Hi everyone! I’m thrilled to share with you about fonts and different ways you can step up the typography pizzazz within your scrap pages. Sometimes you can’t find the right font or maybe you can’t spend the money on a new one, whatever your situation, don’t fret! There is always a simple solution to making your so-so fonts work for your design.
I’ve taken Century Gothic to use as our examples today. Pretty basic and boring, but everyone has it and now we can make it a bit more interesting to look at!
After applying small caps, bold, and adjusting the tracking (set to -50), I began to play with different ideas… so here we go!
1. First of all, who doesn’t love glitter? (I can’t get enough!) Start by creating your font layer, the normal way you’d create text. Then, paste your glitter images on the layer directly above the font layer you had just created. In addition to the layers being directly stacked, make sure your glitter image covers the font so you can’t see the type temporarily. *Make sure everything is stacked on top of each other properly before the next step.*
Next, select the glitter image layer on the layer menu. If you used multiple glitter images, be sure to highlight them all. Then you will right-click and select “Create Clipping Mask.” This will apply the glitter only to the shape of your font, giving a nice shimmery effect!
2. The great thing about that technique is that by using different images for your clipping mask, you can drastically change the appearance of your font. Find one of your favorite patterned backgrounds, and then apply the same processes as you did for image one. I chose Sara Schmutz’s Back to Basic paper (which I love and you can find here) and did the same steps as before, to create a patterned font.

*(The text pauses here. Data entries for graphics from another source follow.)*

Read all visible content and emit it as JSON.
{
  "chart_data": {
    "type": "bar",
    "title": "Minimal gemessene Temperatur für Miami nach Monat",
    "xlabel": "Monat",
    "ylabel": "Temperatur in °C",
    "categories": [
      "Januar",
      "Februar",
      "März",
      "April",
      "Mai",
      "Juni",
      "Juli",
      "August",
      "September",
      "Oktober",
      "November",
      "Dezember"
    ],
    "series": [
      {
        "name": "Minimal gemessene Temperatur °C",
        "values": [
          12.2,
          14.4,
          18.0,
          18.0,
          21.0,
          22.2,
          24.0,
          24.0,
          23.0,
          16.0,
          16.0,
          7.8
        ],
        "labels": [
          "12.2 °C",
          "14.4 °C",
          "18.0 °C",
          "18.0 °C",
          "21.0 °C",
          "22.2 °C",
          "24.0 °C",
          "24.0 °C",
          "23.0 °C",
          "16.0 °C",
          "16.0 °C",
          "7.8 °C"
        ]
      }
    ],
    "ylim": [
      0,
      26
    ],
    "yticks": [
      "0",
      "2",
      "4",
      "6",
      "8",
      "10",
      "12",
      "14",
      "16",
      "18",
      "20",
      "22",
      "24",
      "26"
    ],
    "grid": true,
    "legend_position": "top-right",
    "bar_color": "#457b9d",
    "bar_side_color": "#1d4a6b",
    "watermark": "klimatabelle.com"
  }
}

This is a great trick because you immediately can customize your font to scrap page you’re creating, by using some of the papers for whichever kits you’re using!
3. Speaking of back to basics, for this technique we’re doing pretty much just that! One of the easiest ways to spice up your font is to duplicate your text layer. Once you have two of them, change the text on the bottom layer to a slightly different color than the initial color and then offset it from the top text. You can offset it as much or as little as you want, depending on how thick/thin you want it.
4. Lastly, for a playful bubble or cartoon effect you can open the layer styles menu. This works even better with a heavy font face, but you can still create neat effects with a thinner font like I used here. Select the drop shadow section, and bump the spread all the way to 100. You can play with the size to really see how big of an outline you can create. Use the same color for your shadow as you used for the actual text, and the shadow will be a slightly different shade – which can be neat too. Or make your text white and you have now created a big bubble-like outline!
These are just a few quick ways you can create the fonts you want with minimal resources.
Play around with different fonts you already have by adjusting their tracking and leading etc. Don’t forget to open up the layers style panel, too!. You can play with various drop shadows, strokes and a bunch more just but a few clicks of a button. It’s always great to purchase a new, amazingly designed alphabet for your kit, but sometimes just by experimenting with what you already have, you can come up with some great font styles that may surprise you!